Monday, 14 Oct 2019
7:47 PM MYT
By SIRA HABIBU
PETALING JAYA: Malaysia is targeting to be an Industry 4.0 hub in South-East Asia to regain its status as an Asian Tiger.
Prime Minister Tun Dr Mahathir Mohamad said there was no choice but to be aggressive in adopting Industrial Revolution 4.0 in view of the accelerated speed in which new technologies evolved.
“With our National Policy on Industry 4.0 (Industry4WRD) launched last year, we aim at driving Malaysia towards becoming the Industry 4.0 hub in South-East Asia,” he said.
He said this in his keynote address at the International Conference on Industry 4.0: A Global Revolution Towards Business, Technology and Productivity at Segi University Monday (Oct 14).
Dr Mahathir said digital transformation was expected to accelerate a sustainable future for Malaysia, as Industry 4.0 could lead to an increase in the GDP per capita following increased productivity and employment opportunities.
“Our Industry4WRD policy aims at increasing productivity in the manufacturing sector per person in Malaysia by 30% from RM106,647.
“This would elevate the absolute contribution of the manufacturing sector to our economy by 54% from RM254bil to RM392bil,” he said.
Dr Mahathir said while new technologies could be disruptive, it also boast exciting prospects and challenges.
Following consolidation of Operation Technology and Information Technology (IT), data analytics, process understanding, and the ability to work with disruptive technologies, Industry 4.0 would transform the labour market into a skill-centric force.
Technologies such as the Internet of Things, Advanced Robotics, Artificial Intelligence and Additive Manufacturing are contributing factors to generate an increase in net productivity, he said.
“Hence, to make the adoption of Industry 4.0 a success, a sustainable approach has to be taken to ensure continuous growth of the economy.
“These transformations will not take effect unless we take the first step and our strategy has to be right.
“We need to take the Industry 4.0 transformation seriously. That way we can remain competitive and relevant in the international equation,” he said.
Malaysia is poised to succeed, as it boast 40 years of experience in the manufacturing sector, apart from having created a good business ecosystem.
Malaysia could capitalise on its existing supply chain, access to the global market, and pool of talented multi-racial and multi- cultural community, said Dr Mahathir.
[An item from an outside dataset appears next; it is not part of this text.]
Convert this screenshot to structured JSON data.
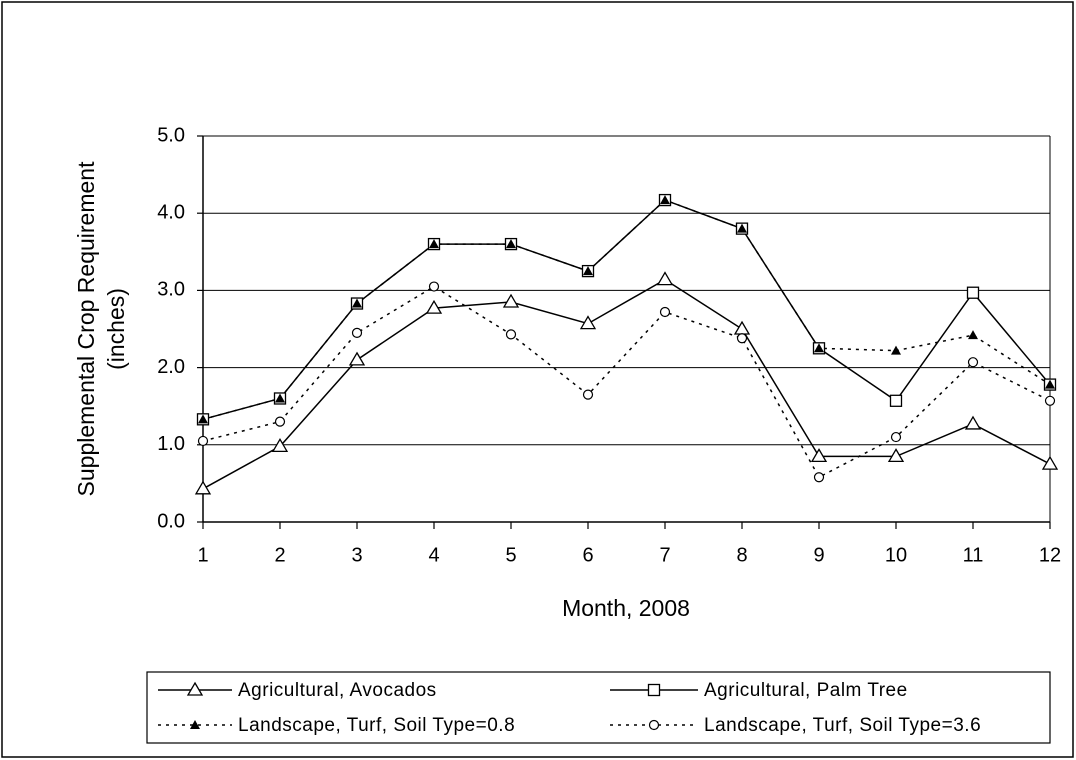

“For Malaysian businesses to remain competitive, they need to change their business strategy.
“We are sometimes too operational oriented to deliver results.
“Often, we are too conservative to venture into business diversifications and product development.
“This kind of business mentality and culture has to change,” he said.
Dr Mahathir called on Malaysian businesses to seriously look into investing much more in Research and Development (R&D) to upgrade products and services, apart from improving business processes and embracing integrated technologies.
“We need to change our strategy from being technology traders and users to becoming technology creators,” he said.
Dr Mahathir also called on universities to focus on developing their R&D capabilities in solving real industry problems.
He said that Small and Medium Enterprises (SMEs) should also be technology driven.
The Malaysian education system is currently being aligned to the economic needs of the nation, he noted.
“The focus on the teaching of industrial skills ought to be skewed towards innovative knowledge,” he said.
There must be a push towards innovative thinking and multi-disciplinary knowledge, as Malaysia aimed to increase its high-skilled workforce from 18% to 35% by the year 2020.